Sandra: Barnum stands quietly. Symbolism alert.
Erin: Apparently Laura is feeling it too, for she brazenly suggests that Almanzo kiss her. Okay, she tells him he may, which is probably answering all of his prayers since he knows better not to do so without her permission. PS: Eight-year-old Erin is now in a swoon. Smelling salts, anyone?
Sandra: Meanwhile, 10-year-old Sandra is all: wha? They haven’t kissed YET?
Erin: Cruel Laura does not describe the kiss.
Sandra: Never thought of it that way. I wonder if a description would have added to it, or taken away from the mystery?
Erin: If it was anything like my first kiss, the latter. Back inside, the fiddle equivalent of Al Green is packing up the violin and reveals that he knew what was going down on this trip. Both Pa and Ma seem a bit…hesitant here. Is it because they don’t talk about emotions, or because they think it’s not a great match?
Sandra: You think? I always thought the hesitation was over the first daughter leaving the nest.
Erin: Come on! Ma’s comment is a trifle arch.
Sandra: She does say it “gently.” I love how Ma does and says everything “gently.”
Erin: It’s the ultimate Ingalls modifier. “DRAW THE BROOM”…she said gently. “PA COULD SPAN MY WAIST WITH HIS HANDS…” she mentioned gently.

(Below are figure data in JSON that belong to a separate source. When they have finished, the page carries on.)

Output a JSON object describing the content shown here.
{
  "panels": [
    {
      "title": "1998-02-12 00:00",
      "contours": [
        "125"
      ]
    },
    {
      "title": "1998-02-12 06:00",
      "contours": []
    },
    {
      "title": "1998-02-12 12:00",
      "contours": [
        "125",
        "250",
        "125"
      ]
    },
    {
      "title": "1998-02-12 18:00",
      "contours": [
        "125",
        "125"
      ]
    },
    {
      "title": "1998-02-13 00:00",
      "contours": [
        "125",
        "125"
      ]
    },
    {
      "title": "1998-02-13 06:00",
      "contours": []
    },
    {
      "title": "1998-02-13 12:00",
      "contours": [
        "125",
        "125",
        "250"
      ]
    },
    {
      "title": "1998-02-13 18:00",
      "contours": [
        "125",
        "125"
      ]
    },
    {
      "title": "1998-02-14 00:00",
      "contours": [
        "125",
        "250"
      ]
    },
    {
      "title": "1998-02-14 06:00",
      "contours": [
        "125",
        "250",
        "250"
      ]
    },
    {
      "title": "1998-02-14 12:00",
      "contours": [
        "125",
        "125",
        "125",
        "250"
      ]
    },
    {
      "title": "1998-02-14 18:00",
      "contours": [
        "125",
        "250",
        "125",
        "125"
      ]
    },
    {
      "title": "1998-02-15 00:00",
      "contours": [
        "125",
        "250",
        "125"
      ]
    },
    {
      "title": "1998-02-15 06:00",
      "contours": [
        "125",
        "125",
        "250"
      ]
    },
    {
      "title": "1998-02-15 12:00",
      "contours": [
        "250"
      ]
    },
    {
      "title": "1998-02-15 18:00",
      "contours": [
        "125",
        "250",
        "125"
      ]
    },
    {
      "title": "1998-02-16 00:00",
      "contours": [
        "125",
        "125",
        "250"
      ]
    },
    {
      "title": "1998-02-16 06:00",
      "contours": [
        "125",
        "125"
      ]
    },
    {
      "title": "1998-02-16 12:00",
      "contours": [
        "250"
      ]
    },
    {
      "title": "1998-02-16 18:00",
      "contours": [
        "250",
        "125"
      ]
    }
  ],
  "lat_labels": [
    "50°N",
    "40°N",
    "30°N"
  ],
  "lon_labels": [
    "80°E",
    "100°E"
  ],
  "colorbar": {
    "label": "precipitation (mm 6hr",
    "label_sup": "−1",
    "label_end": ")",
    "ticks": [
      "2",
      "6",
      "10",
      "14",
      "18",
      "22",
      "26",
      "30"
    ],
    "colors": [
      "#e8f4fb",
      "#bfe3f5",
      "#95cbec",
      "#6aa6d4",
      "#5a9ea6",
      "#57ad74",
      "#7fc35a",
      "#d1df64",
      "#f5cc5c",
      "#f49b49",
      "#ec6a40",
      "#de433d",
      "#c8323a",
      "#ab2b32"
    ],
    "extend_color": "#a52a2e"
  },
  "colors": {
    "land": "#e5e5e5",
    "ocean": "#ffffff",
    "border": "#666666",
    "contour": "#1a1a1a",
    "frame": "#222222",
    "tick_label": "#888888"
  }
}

Oh, yeah. The big announcement. Laura counters that she couldn’t have those wild horses without their very manly owner. Touché.
Sandra: Touché indeed. Question of the day: What was Laura too shy to say? “I love my horsey, buggy-race-winning, grape-eating boyfriend?”
Erin: “Ma. Remember that really long winter? The man makes his own pancakes. ‘Nuff said.”